Slips of the tongue have often cost Japanese politicians their jobs, with the latest being Fumiaki Matsumoto, who stepped down as Japan's Cabinet Office state minister on Friday for heckling during a parliamentary meeting the previous day.
When an opposition lawmaker took up a string of incidents involving U.S. aircraft, including emergency landings of helicopters, in a question to Japanese Prime Minister Shinzo Abe, Matsumoto heckled by saying: "How many people died from that?" Kyodo News Agency said.
Japan's opposition parties lashed out against Matsumoto for downplaying the incidents.
At a House of Representatives Budget Committee meeting on Monday, Abe apologized "deeply" to Okinawa residents and the country in general, adding that the government will make efforts to reduce Okinawa's base-hosting burden and to handle other matters by boosting discipline.
Residents of Okinawa have been angered by the frequency of accidents and incidents involving aircraft from the U.S., which has a large military presence on the island, also a source of tension.
After conducting an independent investigation, the Japanese Defense Ministry announced last week that accidents or incidents involving U.S. military aircraft in Japan more than doubled in 2017, increasing to 25 cases from 11 the previous year, Kyodo reported.
In the most recent case last week, an AH-1 attack helicopter made an emergency landing in Tonaki village, leading the Okinawa Governor Takeshi Onaga to call for a thorough investigation.
After years of negotiations with Washington, Tokyo is relocating U.S. Marine Corps Air Station Futenma to the less populated Henoko coastal area of Nago city from a crowded residential area of Ginowan.
The airfield relocation is intended to put an end to safety issues caused by operations at the Futenma base.
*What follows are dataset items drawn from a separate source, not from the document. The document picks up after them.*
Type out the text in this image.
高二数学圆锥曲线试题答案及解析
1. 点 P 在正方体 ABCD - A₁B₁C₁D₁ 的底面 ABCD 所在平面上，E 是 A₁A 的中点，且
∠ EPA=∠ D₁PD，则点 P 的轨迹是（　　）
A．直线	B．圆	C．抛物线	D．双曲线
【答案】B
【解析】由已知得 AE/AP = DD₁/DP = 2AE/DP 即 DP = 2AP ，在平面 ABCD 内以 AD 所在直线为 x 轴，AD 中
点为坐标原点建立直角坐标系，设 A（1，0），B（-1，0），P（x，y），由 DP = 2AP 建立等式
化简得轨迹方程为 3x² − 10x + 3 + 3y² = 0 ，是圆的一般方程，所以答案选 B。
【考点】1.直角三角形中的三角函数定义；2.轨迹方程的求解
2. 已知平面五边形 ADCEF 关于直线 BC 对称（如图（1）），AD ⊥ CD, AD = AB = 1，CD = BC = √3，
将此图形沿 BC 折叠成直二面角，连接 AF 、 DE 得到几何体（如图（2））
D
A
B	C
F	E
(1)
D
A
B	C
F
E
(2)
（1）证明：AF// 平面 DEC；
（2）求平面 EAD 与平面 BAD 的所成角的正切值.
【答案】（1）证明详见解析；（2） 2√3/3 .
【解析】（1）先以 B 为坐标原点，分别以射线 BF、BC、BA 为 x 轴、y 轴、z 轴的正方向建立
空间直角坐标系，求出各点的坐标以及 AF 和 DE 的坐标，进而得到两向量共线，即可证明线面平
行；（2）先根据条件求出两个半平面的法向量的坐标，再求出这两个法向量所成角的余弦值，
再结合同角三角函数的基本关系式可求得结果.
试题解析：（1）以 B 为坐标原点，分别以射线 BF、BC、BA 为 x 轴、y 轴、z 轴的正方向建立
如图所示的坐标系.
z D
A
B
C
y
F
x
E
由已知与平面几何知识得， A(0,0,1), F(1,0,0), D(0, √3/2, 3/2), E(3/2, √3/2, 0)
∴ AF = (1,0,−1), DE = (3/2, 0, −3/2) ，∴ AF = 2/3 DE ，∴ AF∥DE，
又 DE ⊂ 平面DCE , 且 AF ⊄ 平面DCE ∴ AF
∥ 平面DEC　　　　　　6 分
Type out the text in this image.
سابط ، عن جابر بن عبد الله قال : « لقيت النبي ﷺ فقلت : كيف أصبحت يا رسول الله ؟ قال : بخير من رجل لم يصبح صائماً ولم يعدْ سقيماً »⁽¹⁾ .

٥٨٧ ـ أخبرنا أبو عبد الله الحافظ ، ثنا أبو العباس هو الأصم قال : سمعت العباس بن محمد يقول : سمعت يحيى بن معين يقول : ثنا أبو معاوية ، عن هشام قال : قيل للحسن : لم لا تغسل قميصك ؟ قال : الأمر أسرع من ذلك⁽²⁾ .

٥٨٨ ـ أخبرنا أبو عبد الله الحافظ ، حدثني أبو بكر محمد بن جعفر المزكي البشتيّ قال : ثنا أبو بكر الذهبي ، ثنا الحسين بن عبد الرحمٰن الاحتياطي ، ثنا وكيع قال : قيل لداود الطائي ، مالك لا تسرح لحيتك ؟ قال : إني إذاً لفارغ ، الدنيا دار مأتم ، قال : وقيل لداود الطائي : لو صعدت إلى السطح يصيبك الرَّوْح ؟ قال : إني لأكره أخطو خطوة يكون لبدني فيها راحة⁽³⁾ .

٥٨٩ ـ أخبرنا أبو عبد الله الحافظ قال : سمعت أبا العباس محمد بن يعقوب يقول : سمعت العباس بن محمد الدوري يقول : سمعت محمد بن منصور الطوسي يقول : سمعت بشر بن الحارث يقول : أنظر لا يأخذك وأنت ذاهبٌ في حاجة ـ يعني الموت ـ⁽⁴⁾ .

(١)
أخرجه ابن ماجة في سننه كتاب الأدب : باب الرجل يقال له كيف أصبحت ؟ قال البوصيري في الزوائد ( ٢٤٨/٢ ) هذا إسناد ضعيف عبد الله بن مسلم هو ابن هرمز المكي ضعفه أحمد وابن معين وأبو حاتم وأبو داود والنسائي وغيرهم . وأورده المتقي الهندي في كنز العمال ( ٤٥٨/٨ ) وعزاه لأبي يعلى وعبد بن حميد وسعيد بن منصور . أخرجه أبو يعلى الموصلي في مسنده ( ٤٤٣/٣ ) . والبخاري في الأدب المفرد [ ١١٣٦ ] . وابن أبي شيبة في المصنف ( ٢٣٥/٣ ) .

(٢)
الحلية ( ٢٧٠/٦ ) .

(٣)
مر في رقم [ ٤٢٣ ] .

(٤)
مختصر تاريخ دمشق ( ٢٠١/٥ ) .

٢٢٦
However, many people in and outside Okinawa including Onaga want the facility relocated outside the prefecture.
On Jan 19, the Okinawa Prefectural Assembly unanimously passed a protest resolution in the aftermath of successive emergency landings of U.S. Marine Corps helicopters, Ryukyu Shimpo reported.
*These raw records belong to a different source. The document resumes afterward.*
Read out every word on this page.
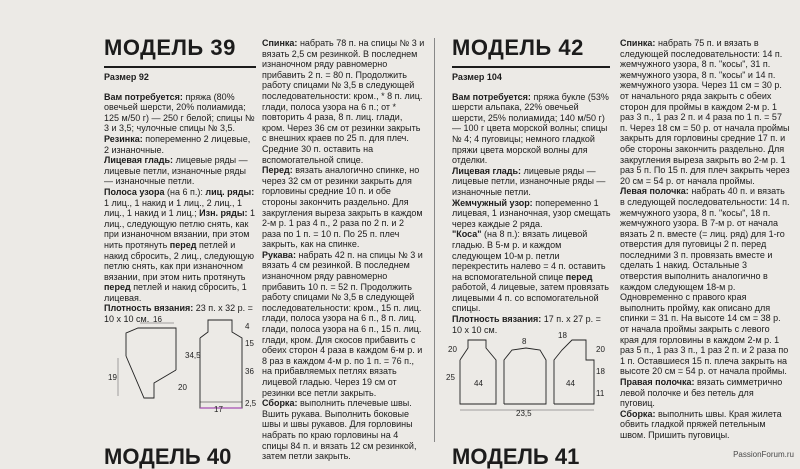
МОДЕЛЬ 39

Размер 92

Вам потребуется: пряжа (80% овечьей шерсти, 20% полиамида; 125 м/50 г) — 250 г белой; спицы № 3 и 3,5; чулочные спицы № 3,5.

Резинка: попеременно 2 лицевые, 2 изнаночные.

Лицевая гладь: лицевые ряды — лицевые петли, изнаночные ряды — изнаночные петли.

Полоса узора (на 6 п.): лиц. ряды: 1 лиц., 1 накид и 1 лиц., 2 лиц., 1 лиц., 1 накид и 1 лиц.; Изн. ряды: 1 лиц., следующую петлю снять, как при изнаночном вязании, при этом нить протянуть перед петлей и накид сбросить, 2 лиц., следующую петлю снять, как при изнаночном вязании, при этом нить протянуть перед петлей и накид сбросить, 1 лицевая.

Плотность вязания: 23 п. x 32 р. = 10 x 10 см. 16
19
20
34,5
15
4
36
2,5
17

Спинка: набрать 78 п. на спицы № 3 и вязать 2,5 см резинкой. В последнем изнаночном ряду равномерно прибавить 2 п. = 80 п. Продолжить работу спицами № 3,5 в следующей последовательности: кром., * 8 п. лиц. глади, полоса узора на 6 п.; от * повторить 4 раза, 8 п. лиц. глади, кром. Через 36 см от резинки закрыть с внешних краев по 25 п. для плеч. Средние 30 п. оставить на вспомогательной спице.

Перед: вязать аналогично спинке, но через 32 см от резинки закрыть для горловины средние 10 п. и обе стороны закончить раздельно. Для закругления выреза закрыть в каждом 2-м р. 1 раз 4 п., 2 раза по 2 п. и 2 раза по 1 п. = 10 п. По 25 п. плеч закрыть, как на спинке.

Рукава: набрать 42 п. на спицы № 3 и вязать 4 см резинкой. В последнем изнаночном ряду равномерно прибавить 10 п. = 52 п. Продолжить работу спицами № 3,5 в следующей последовательности: кром., 15 п. лиц. глади, полоса узора на 6 п., 8 п. лиц. глади, полоса узора на 6 п., 15 п. лиц. глади, кром. Для скосов прибавить с обеих сторон 4 раза в каждом 6-м р. и 8 раз в каждом 4-м р. по 1 п. = 76 п., на прибавляемых петлях вязать лицевой гладью. Через 19 см от резинки все петли закрыть.

Сборка: выполнить плечевые швы. Вшить рукава. Выполнить боковые швы и швы рукавов. Для горловины набрать по краю горловины на 4 спицы 84 п. и вязать 12 см резинкой, затем петли закрыть.

МОДЕЛЬ 42

Размер 104

Вам потребуется: пряжа букле (53% шерсти альпака, 22% овечьей шерсти, 25% полиамида; 140 м/50 г) — 100 г цвета морской волны; спицы № 4; 4 пуговицы; немного гладкой пряжи цвета морской волны для отделки.

Лицевая гладь: лицевые ряды — лицевые петли, изнаночные ряды — изнаночные петли.

Жемчужный узор: попеременно 1 лицевая, 1 изнаночная, узор смещать через каждые 2 ряда.

"Коса" (на 8 п.): вязать лицевой гладью. В 5-м р. и каждом следующем 10-м р. петли перекрестить налево = 4 п. оставить на вспомогательной спице перед работой, 4 лицевые, затем провязать лицевыми 4 п. со вспомогательной спицы.

Плотность вязания: 17 п. x 27 р. = 10 x 10 см.

20
25
20
18
44
8
11
18
23,5
44

Спинка: набрать 75 п. и вязать в следующей последовательности: 14 п. жемчужного узора, 8 п. "косы", 31 п. жемчужного узора, 8 п. "косы" и 14 п. жемчужного узора. Через 11 см = 30 р. от начального ряда закрыть с обеих сторон для проймы в каждом 2-м р. 1 раз 3 п., 1 раз 2 п. и 4 раза по 1 п. = 57 п. Через 18 см = 50 р. от начала проймы закрыть для горловины средние 17 п. и обе стороны закончить раздельно. Для закругления выреза закрыть во 2-м р. 1 раз 5 п. По 15 п. для плеч закрыть через 20 см = 54 р. от начала проймы.

Левая полочка: набрать 40 п. и вязать в следующей последовательности: 14 п. жемчужного узора, 8 п. "косы", 18 п. жемчужного узора. В 7-м р. от начала вязать 2 п. вместе (= лиц. ряд) для 1-го отверстия для пуговицы 2 п. перед последними 3 п. провязать вместе и сделать 1 накид. Остальные 3 отверстия выполнить аналогично в каждом следующем 18-м р. Одновременно с правого края выполнить пройму, как описано для спинки = 31 п. На высоте 14 см = 38 р. от начала проймы закрыть с левого края для горловины в каждом 2-м р. 1 раз 5 п., 1 раз 3 п., 1 раз 2 п. и 2 раза по 1 п. Оставшиеся 15 п. плеча закрыть на высоте 20 см = 54 р. от начала проймы.

Правая полочка: вязать симметрично левой полочке и без петель для пуговиц.

Сборка: выполнить швы. Края жилета обвить гладкой пряжей петельным швом. Пришить пуговицы.

МОДЕЛЬ 40	МОДЕЛЬ 41	PassionForum.ru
The local legislators issued a statement calling for the suspension of Marine Corps Air Station Futenma's operations by the end of February next year to ease the concerns of local residents.
This is the first time that the local legislature has stated a deadline to call for suspension of MCAS Futenma, Ryukyu Shimpo said.
The land used for the Northern Training Area-a U.S. exclusive-use facility-in Okinawa was returned to the prefecture last year, the biggest transfer of property since the prefecture's reversion from the U.S. to Japan in 1972.
With the return of the 4,000-hectare site, the share of Okinawa in the total acreage of U.S. military facilities in Japan decreased to 70.6 percent from 74.5 percent, according to the Naha-based Okinawa Times.